De l’autre côté de la Manche, la Petition of Rights (1628), puis l’Habeas Corpus (27 mai 1679), et enfin le Bill of Rights (13 février 1689) issus de négociations entre le Roi d’Angleterre et le Parlement garantissent des droits aux sujets anglais en échange de la levée de l’impôt. Ainsi ces textes instaurent la suppression de la détention et des arrestations arbitraires.
Les penseurs des Lumières et de la Révolution française avec l’adoption de la Déclaration des droits de l’homme et du citoyen en 1789 semblent à l’époque parachever cette évolution.
En effet, celle-ci à vocation universelle, son article 2 dispose que « le but de toute association politique est la conservation des droits naturels et imprescriptibles de l’Homme. Ces droits sont la liberté, la propriété, la sûreté, et la résistance à l’oppression. »

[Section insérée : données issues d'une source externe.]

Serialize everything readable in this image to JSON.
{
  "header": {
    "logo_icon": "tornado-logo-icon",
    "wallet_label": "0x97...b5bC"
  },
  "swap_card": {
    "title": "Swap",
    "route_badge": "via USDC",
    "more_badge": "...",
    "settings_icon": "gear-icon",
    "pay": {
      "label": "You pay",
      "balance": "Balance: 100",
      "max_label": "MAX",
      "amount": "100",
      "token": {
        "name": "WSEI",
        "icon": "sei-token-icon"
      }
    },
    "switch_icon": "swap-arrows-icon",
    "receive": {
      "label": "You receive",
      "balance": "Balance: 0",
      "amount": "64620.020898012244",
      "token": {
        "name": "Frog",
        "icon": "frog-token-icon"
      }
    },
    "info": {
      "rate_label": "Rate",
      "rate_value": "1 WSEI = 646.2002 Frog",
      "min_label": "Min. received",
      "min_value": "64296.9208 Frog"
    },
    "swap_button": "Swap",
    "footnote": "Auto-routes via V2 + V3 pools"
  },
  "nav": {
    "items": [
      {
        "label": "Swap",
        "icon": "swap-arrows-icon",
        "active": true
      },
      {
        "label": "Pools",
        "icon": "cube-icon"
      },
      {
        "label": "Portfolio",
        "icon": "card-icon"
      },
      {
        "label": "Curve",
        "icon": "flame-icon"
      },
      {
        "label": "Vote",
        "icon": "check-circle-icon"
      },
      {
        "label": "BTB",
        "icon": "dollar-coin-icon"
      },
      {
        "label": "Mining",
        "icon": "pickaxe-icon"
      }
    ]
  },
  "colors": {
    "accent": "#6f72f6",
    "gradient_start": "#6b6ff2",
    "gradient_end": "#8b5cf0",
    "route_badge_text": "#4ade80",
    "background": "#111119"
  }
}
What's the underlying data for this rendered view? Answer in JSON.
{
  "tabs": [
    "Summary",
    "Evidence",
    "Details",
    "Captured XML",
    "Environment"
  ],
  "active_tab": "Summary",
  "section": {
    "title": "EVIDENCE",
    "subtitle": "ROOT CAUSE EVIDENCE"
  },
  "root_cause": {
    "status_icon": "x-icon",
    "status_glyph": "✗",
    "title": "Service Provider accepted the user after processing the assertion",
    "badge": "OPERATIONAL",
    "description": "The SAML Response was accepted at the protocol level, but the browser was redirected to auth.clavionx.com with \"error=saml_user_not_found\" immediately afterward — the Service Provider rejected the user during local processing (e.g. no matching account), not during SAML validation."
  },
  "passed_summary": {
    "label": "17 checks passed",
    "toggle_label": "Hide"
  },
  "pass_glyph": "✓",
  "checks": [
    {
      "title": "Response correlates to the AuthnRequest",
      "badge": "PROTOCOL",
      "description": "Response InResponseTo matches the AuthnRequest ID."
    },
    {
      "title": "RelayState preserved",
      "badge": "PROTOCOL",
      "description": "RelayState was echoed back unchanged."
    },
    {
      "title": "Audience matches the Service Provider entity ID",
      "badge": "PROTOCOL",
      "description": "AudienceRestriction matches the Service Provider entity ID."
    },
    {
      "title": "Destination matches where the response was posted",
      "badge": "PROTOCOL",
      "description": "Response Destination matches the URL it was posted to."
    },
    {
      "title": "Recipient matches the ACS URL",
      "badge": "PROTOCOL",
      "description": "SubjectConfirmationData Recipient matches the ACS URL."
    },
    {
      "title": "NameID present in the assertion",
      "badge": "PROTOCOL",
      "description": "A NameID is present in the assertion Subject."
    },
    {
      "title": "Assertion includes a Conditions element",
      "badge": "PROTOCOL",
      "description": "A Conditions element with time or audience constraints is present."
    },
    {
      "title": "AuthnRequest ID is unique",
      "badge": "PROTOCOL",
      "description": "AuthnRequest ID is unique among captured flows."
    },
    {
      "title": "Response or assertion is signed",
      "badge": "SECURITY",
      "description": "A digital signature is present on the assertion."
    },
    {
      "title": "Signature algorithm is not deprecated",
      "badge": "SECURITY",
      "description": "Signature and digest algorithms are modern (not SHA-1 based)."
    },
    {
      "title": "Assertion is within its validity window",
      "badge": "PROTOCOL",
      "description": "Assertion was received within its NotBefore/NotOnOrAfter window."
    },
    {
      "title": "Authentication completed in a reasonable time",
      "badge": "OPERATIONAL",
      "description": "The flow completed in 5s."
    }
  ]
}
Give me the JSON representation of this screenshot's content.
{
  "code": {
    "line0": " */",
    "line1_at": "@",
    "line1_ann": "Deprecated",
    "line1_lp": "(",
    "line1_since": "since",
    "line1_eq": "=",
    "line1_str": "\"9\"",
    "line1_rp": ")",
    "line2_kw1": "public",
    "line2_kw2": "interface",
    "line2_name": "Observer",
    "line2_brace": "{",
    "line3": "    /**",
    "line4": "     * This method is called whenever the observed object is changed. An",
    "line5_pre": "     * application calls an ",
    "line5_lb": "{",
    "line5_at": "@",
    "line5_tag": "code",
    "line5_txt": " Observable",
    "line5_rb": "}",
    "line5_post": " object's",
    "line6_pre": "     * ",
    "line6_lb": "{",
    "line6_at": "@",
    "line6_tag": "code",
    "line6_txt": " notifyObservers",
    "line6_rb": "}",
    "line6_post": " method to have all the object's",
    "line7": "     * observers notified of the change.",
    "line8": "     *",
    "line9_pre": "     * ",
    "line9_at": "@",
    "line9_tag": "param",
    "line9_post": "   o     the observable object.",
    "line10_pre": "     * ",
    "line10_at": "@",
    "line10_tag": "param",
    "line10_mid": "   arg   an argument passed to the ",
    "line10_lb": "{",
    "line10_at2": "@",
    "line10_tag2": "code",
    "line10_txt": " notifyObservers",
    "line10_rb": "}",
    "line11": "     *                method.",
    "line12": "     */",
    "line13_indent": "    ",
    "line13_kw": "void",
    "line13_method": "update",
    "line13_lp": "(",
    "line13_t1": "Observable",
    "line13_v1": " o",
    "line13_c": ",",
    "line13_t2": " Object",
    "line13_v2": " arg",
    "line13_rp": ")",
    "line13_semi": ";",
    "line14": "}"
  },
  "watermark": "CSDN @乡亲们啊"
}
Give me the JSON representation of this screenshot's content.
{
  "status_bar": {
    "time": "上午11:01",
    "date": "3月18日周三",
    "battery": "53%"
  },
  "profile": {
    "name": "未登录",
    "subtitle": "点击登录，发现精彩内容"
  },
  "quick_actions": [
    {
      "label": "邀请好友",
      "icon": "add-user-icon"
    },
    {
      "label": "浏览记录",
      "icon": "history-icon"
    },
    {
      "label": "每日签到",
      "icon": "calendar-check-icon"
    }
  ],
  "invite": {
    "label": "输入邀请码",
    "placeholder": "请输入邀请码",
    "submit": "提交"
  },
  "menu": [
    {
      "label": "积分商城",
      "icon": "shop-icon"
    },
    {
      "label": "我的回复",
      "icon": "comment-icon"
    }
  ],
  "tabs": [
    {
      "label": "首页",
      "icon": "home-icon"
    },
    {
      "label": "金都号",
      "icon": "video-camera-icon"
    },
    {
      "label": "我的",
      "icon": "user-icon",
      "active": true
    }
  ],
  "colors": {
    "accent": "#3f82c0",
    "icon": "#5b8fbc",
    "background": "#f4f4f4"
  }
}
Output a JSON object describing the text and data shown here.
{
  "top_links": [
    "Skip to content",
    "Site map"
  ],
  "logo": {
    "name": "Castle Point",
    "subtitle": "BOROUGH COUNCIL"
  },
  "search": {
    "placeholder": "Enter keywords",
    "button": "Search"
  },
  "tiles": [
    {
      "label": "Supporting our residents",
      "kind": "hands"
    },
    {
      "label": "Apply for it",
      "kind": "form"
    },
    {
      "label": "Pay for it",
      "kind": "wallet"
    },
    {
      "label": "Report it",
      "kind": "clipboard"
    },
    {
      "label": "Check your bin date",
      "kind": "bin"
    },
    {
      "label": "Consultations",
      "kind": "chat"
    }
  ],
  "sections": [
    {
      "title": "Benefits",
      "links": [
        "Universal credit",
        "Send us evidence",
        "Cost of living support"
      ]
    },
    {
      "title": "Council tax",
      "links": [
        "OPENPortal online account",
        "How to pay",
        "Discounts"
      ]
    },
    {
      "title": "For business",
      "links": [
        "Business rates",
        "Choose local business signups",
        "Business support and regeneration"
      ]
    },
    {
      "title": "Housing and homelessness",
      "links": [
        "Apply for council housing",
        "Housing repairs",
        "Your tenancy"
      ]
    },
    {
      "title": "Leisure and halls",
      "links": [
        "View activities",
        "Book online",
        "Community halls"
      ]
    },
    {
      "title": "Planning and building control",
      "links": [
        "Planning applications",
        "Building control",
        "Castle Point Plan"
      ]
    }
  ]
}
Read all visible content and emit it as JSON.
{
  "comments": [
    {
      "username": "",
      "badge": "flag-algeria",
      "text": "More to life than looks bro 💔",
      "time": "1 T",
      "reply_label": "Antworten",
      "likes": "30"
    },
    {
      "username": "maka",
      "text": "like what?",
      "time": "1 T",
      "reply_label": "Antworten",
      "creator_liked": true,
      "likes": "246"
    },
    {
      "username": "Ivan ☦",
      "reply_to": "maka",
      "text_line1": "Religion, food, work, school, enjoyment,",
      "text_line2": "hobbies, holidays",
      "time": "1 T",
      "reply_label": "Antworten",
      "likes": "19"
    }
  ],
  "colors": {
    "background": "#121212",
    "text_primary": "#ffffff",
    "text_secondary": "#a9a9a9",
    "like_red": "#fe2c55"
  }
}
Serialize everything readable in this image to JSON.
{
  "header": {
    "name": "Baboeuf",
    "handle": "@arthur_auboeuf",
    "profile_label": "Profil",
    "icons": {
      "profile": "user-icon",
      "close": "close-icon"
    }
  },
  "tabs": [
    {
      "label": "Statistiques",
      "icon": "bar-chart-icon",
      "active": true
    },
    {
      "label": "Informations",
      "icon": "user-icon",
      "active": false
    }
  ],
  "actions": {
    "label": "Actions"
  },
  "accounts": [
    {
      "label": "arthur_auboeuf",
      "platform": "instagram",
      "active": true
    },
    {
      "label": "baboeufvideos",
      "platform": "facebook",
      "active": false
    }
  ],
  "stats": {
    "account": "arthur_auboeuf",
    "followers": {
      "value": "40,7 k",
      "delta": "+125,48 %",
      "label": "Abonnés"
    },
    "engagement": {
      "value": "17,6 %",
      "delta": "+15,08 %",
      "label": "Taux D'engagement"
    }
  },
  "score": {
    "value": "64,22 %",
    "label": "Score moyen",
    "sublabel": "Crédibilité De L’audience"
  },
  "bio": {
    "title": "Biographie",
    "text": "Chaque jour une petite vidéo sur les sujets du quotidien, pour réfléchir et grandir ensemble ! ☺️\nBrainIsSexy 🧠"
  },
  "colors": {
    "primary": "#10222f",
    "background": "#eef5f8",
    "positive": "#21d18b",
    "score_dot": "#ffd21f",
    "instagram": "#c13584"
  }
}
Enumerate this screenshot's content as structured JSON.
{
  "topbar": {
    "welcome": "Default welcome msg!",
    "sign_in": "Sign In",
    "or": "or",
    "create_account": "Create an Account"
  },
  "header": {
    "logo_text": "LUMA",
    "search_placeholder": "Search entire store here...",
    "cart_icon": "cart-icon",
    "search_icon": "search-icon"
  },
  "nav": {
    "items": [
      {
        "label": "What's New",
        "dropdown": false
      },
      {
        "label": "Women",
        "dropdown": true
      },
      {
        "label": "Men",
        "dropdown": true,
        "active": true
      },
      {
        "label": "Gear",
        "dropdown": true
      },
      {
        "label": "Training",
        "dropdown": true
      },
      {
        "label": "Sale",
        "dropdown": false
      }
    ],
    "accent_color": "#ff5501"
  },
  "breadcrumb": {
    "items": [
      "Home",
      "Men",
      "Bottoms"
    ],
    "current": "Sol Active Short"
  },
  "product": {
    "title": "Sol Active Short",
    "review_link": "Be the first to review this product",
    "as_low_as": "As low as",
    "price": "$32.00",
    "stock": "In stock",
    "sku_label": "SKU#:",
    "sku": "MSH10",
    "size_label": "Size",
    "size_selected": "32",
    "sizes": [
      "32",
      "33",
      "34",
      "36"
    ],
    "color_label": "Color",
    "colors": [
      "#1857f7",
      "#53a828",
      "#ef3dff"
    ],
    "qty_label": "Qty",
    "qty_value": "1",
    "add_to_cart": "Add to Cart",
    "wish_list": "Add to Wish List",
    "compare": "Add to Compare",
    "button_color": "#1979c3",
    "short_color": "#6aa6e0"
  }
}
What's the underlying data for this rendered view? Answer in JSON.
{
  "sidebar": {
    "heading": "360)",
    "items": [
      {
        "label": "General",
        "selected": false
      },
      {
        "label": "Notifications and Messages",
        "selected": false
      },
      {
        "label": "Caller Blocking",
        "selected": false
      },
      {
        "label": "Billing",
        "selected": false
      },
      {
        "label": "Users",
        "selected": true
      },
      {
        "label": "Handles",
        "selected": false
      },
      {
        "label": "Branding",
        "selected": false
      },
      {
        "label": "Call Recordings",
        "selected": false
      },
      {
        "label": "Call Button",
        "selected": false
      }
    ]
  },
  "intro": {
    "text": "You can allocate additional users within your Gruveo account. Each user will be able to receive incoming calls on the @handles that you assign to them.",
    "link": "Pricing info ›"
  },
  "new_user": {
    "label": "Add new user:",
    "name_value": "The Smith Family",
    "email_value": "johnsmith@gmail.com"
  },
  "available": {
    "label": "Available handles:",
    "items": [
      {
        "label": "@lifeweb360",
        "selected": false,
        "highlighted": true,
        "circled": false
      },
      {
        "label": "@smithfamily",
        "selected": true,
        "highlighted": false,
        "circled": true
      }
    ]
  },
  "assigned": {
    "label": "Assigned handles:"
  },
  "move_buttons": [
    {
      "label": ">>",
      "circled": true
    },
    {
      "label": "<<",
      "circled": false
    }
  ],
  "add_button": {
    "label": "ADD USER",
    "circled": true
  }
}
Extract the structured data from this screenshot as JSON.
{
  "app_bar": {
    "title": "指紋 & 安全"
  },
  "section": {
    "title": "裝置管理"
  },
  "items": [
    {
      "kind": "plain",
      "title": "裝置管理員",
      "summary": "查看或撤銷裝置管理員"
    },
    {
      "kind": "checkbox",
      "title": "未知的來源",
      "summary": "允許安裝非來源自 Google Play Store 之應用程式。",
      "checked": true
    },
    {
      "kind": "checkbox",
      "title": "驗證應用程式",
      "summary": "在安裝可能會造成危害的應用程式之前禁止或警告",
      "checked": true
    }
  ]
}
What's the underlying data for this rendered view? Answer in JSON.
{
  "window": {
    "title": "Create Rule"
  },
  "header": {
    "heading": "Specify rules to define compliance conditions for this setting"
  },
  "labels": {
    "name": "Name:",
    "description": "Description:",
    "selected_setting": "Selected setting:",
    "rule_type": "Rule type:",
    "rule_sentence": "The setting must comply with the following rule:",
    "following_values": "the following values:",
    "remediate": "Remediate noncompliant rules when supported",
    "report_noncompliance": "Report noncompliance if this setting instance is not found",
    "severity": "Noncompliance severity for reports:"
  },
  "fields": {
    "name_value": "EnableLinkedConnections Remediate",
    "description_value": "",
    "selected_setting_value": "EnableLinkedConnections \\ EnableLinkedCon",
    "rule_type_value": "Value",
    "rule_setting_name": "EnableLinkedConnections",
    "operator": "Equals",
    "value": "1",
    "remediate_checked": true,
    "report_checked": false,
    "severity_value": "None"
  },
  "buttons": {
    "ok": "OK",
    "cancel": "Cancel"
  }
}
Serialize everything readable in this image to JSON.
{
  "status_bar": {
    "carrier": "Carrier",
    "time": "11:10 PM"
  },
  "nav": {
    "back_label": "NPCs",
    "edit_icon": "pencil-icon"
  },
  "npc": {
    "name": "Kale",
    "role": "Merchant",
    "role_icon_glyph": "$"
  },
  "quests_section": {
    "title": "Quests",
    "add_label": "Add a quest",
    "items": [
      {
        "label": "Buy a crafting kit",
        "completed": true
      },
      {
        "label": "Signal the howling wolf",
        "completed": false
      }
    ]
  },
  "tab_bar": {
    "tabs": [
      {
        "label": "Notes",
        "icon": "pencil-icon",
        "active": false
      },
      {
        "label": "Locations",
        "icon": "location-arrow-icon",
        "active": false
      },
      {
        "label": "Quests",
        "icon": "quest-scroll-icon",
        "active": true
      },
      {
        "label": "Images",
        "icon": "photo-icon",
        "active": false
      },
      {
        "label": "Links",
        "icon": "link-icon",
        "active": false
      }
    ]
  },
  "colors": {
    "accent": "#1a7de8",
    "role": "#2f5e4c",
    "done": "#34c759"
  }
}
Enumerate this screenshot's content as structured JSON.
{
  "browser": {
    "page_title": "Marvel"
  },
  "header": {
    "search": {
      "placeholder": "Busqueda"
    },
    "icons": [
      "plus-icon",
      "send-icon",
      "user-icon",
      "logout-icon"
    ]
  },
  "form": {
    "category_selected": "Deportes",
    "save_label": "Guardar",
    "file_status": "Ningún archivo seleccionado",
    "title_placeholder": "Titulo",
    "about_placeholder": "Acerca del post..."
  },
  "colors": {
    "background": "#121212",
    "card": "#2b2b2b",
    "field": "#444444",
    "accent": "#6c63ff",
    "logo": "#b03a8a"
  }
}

Elle est rendue effectivement universelle en 1794 avec l’abolition de l’esclavage, bien qu’il faille attendre 1848 pour qu’elle soit acquise définitivement.
Les horreurs de la seconde guerre mondiale, matérialisées par la déportation et l’extermination systémique des citoyens juifs des Etats sous la coupe du nazisme, ont impulsé un nouvel élan à la réflexion sur les droits et libertés fondamentales.
En effet, la prise de conscience du manque de garde-fous et de mécanismes efficaces pour la protection de ces libertés fondamentales a entrainé de nouveau un foisonnement de textes listant les libertés et les moyens de les protéger.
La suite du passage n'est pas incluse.